C'est cette gauche-là que je veux continuer à construire, ensemble avec d'autres camarades, pour l'avenir.

1. Quotidien du Parti de la Refondation communiste.

2. Il s'agit de Fausto Bertinotti, principal dirigeant du PRC.

3. L'ordre du jour présenté par Roberto Calderoli engage le gouvernement « à promouvoir toutes les initiatives visant à garantir la sûreté de notre personnel militaire et civil présent sur le territoire afghan ». Cette formule a été adoptée par le Sénat le 27 mars 2007 par 311 voix contre 3.

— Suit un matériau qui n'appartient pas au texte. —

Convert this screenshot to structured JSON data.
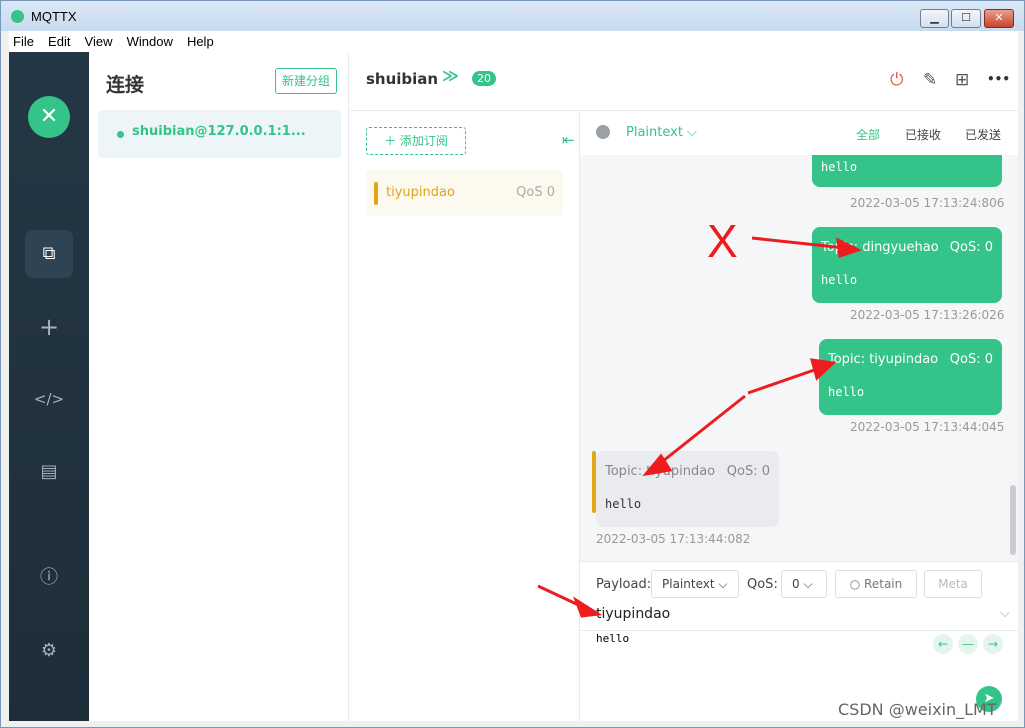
{
  "window": {
    "title": "MQTTX",
    "min_label": "▁",
    "max_label": "☐",
    "close_label": "✕"
  },
  "menubar": [
    "File",
    "Edit",
    "View",
    "Window",
    "Help"
  ],
  "sidenav": {
    "logo_glyph": "✕",
    "items": [
      {
        "icon": "connections-icon",
        "glyph": "⧉",
        "active": true
      },
      {
        "icon": "plus-icon",
        "glyph": "+",
        "active": false
      },
      {
        "icon": "code-icon",
        "glyph": "</>",
        "active": false
      },
      {
        "icon": "log-icon",
        "glyph": "▤",
        "active": false
      },
      {
        "icon": "info-icon",
        "glyph": "ⓘ",
        "active": false
      },
      {
        "icon": "gear-icon",
        "glyph": "⚙",
        "active": false
      }
    ]
  },
  "connections": {
    "title": "连接",
    "new_group_label": "新建分组",
    "items": [
      {
        "name": "shuibian@127.0.0.1:1...",
        "status_color": "#34c388"
      }
    ]
  },
  "topbar": {
    "connection_name": "shuibian",
    "expand_glyph": "≫",
    "message_count": "20",
    "icons": [
      {
        "name": "power-icon",
        "glyph": "⏻",
        "color": "#e4593f"
      },
      {
        "name": "edit-icon",
        "glyph": "✎",
        "color": "#555"
      },
      {
        "name": "new-window-icon",
        "glyph": "⊞",
        "color": "#555"
      },
      {
        "name": "more-icon",
        "glyph": "•••",
        "color": "#333"
      }
    ]
  },
  "subscriptions": {
    "add_label": "＋ 添加订阅",
    "collapse_glyph": "⇤",
    "items": [
      {
        "topic": "tiyupindao",
        "qos": "QoS 0",
        "color": "#e0a519"
      }
    ]
  },
  "messages_header": {
    "format": "Plaintext ⌵",
    "filters": [
      "全部",
      "已接收",
      "已发送"
    ],
    "active_filter": "全部"
  },
  "messages": [
    {
      "direction": "sent",
      "topic": "",
      "qos": "",
      "payload": "hello",
      "time": "2022-03-05 17:13:24:806"
    },
    {
      "direction": "sent",
      "topic": "Topic: dingyuehao",
      "qos": "QoS: 0",
      "payload": "hello",
      "time": "2022-03-05 17:13:26:026"
    },
    {
      "direction": "sent",
      "topic": "Topic: tiyupindao",
      "qos": "QoS: 0",
      "payload": "hello",
      "time": "2022-03-05 17:13:44:045"
    },
    {
      "direction": "received",
      "topic": "Topic: tiyupindao",
      "qos": "QoS: 0",
      "payload": "hello",
      "time": "2022-03-05 17:13:44:082"
    }
  ],
  "composer": {
    "payload_label": "Payload:",
    "payload_format": "Plaintext ⌵",
    "qos_label": "QoS:",
    "qos_value": "0 ⌵",
    "retain_label": "○  Retain",
    "meta_label": "Meta",
    "topic_value": "tiyupindao",
    "topic_chevron": "⌵",
    "payload_value": "hello",
    "nav_back": "←",
    "nav_mid": "—",
    "nav_forward": "→",
    "send_glyph": "➤"
  },
  "annotation_mark": "X",
  "watermark": "CSDN @weixin_LMT",
  "colors": {
    "accent": "#34c388",
    "received": "#e0a519",
    "sidebar": "#243744",
    "arrow": "#ee1c1c"
  }
}
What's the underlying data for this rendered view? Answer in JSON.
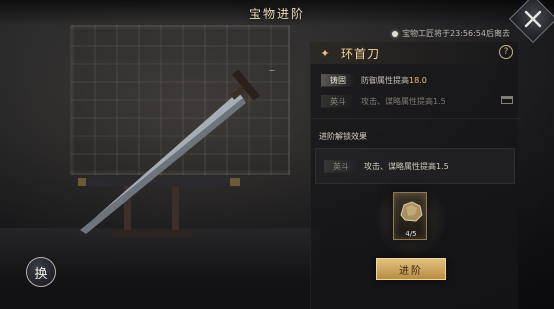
{
  "header": {
    "title": "宝物进阶"
  },
  "timer": {
    "text": "宝物工匠将于23:56:54后离去"
  },
  "weapon": {
    "name": "环首刀",
    "rank_icon": "rank-emblem-icon",
    "help_label": "?"
  },
  "attributes": [
    {
      "tag": "铸固",
      "text_prefix": "防御属性提高",
      "highlight": "18.0"
    },
    {
      "tag": "英斗",
      "text": "攻击、谋略属性提高1.5"
    }
  ],
  "unlock": {
    "title": "进阶解锁效果",
    "tag": "英斗",
    "text": "攻击、谋略属性提高1.5"
  },
  "material": {
    "count": "4/5"
  },
  "actions": {
    "advance_label": "进阶",
    "swap_label": "换"
  },
  "colors": {
    "accent_gold": "#e5c26b",
    "button_gold": "#d1a85f"
  }
}
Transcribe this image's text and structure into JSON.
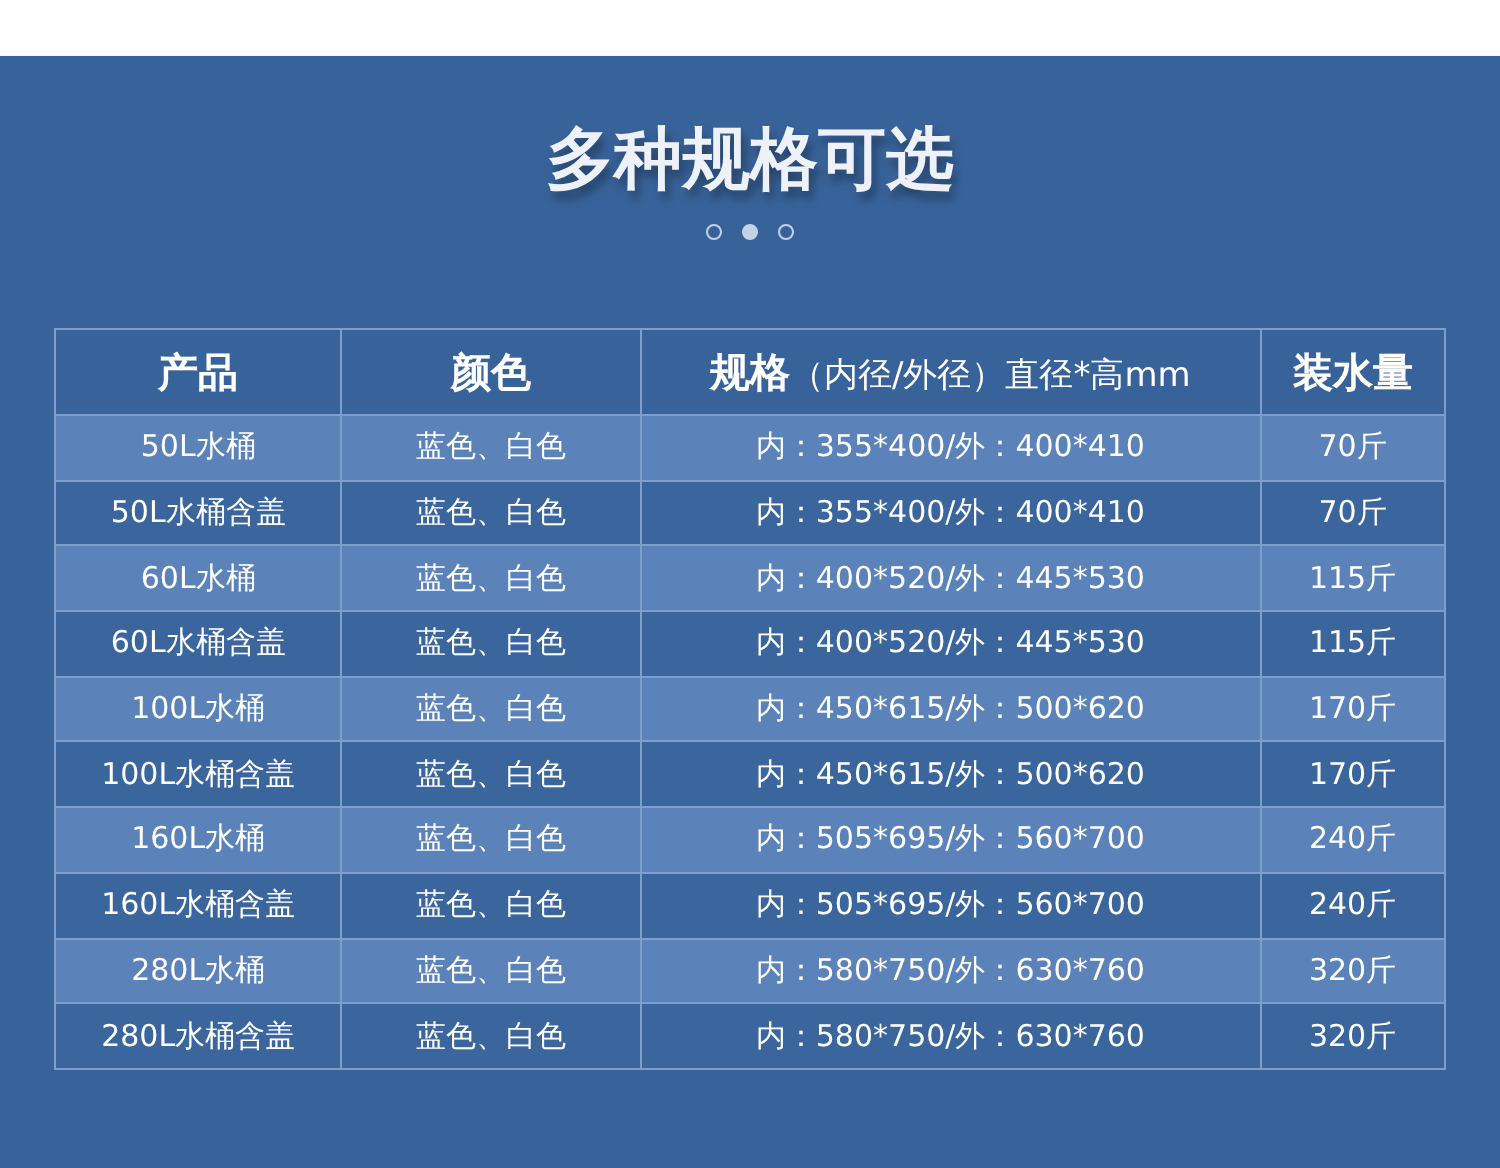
{
  "title": "多种规格可选",
  "pager": [
    {
      "selected": false
    },
    {
      "selected": true
    },
    {
      "selected": false
    }
  ],
  "table": {
    "columns": [
      "产品",
      "颜色",
      "**规格**（内径/外径）直径*高mm",
      "装水量"
    ],
    "rows": [
      [
        "50L水桶",
        "蓝色、白色",
        "内：355*400/外：400*410",
        "70斤"
      ],
      [
        "50L水桶含盖",
        "蓝色、白色",
        "内：355*400/外：400*410",
        "70斤"
      ],
      [
        "60L水桶",
        "蓝色、白色",
        "内：400*520/外：445*530",
        "115斤"
      ],
      [
        "60L水桶含盖",
        "蓝色、白色",
        "内：400*520/外：445*530",
        "115斤"
      ],
      [
        "100L水桶",
        "蓝色、白色",
        "内：450*615/外：500*620",
        "170斤"
      ],
      [
        "100L水桶含盖",
        "蓝色、白色",
        "内：450*615/外：500*620",
        "170斤"
      ],
      [
        "160L水桶",
        "蓝色、白色",
        "内：505*695/外：560*700",
        "240斤"
      ],
      [
        "160L水桶含盖",
        "蓝色、白色",
        "内：505*695/外：560*700",
        "240斤"
      ],
      [
        "280L水桶",
        "蓝色、白色",
        "内：580*750/外：630*760",
        "320斤"
      ],
      [
        "280L水桶含盖",
        "蓝色、白色",
        "内：580*750/外：630*760",
        "320斤"
      ]
    ]
  }
}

4. Enrico Boselli a été un des initiateurs de la « Rose au poing », une fédération entre le petit parti social-démocrate SDI et les Radicaux italiens, qui soutient la coalition de centre-gauche. Vittorio "Bobo" Craxi, fils de Bettino Craxi (dirigeant historique du Parti socialiste italien dont la carrière politique se termina en 1993 sous l'accusation de corruption) avait dirigé le Nouveau PSI, soutenu le gouvernement Berlusconi, avant de « virer à gauche » en fondant I socialisti (Les socialistes), qui a rejoint l'Unione. Actuellement secrétaire d'État aux affaires étrangères en charge des relations avec l'ONU.

5. Nom d'un quartier de Bologne où, le 12 novembre 1989, trois jours après la chute du mur de Berlin, Achille Occhetto, alors secrétaire général du Parti communiste italien, lors d'une rencontre avec certains vieux partisans et un parterre de journalistes annonçait la nécessité de prendre une « nouvelle voie » et de transformer « le parti en une chose plus grande et encore plus belle ». Ce « tournant de Bolognina » allait conduire à la transformation du PCI en Parti démocratique de la gauche en 1991, alors qu'une minorité du PCI formait, avec d'autres courants de la gauche radicale (dont la section italienne de la IVe Internationale) le Parti de refondation communiste (PRC).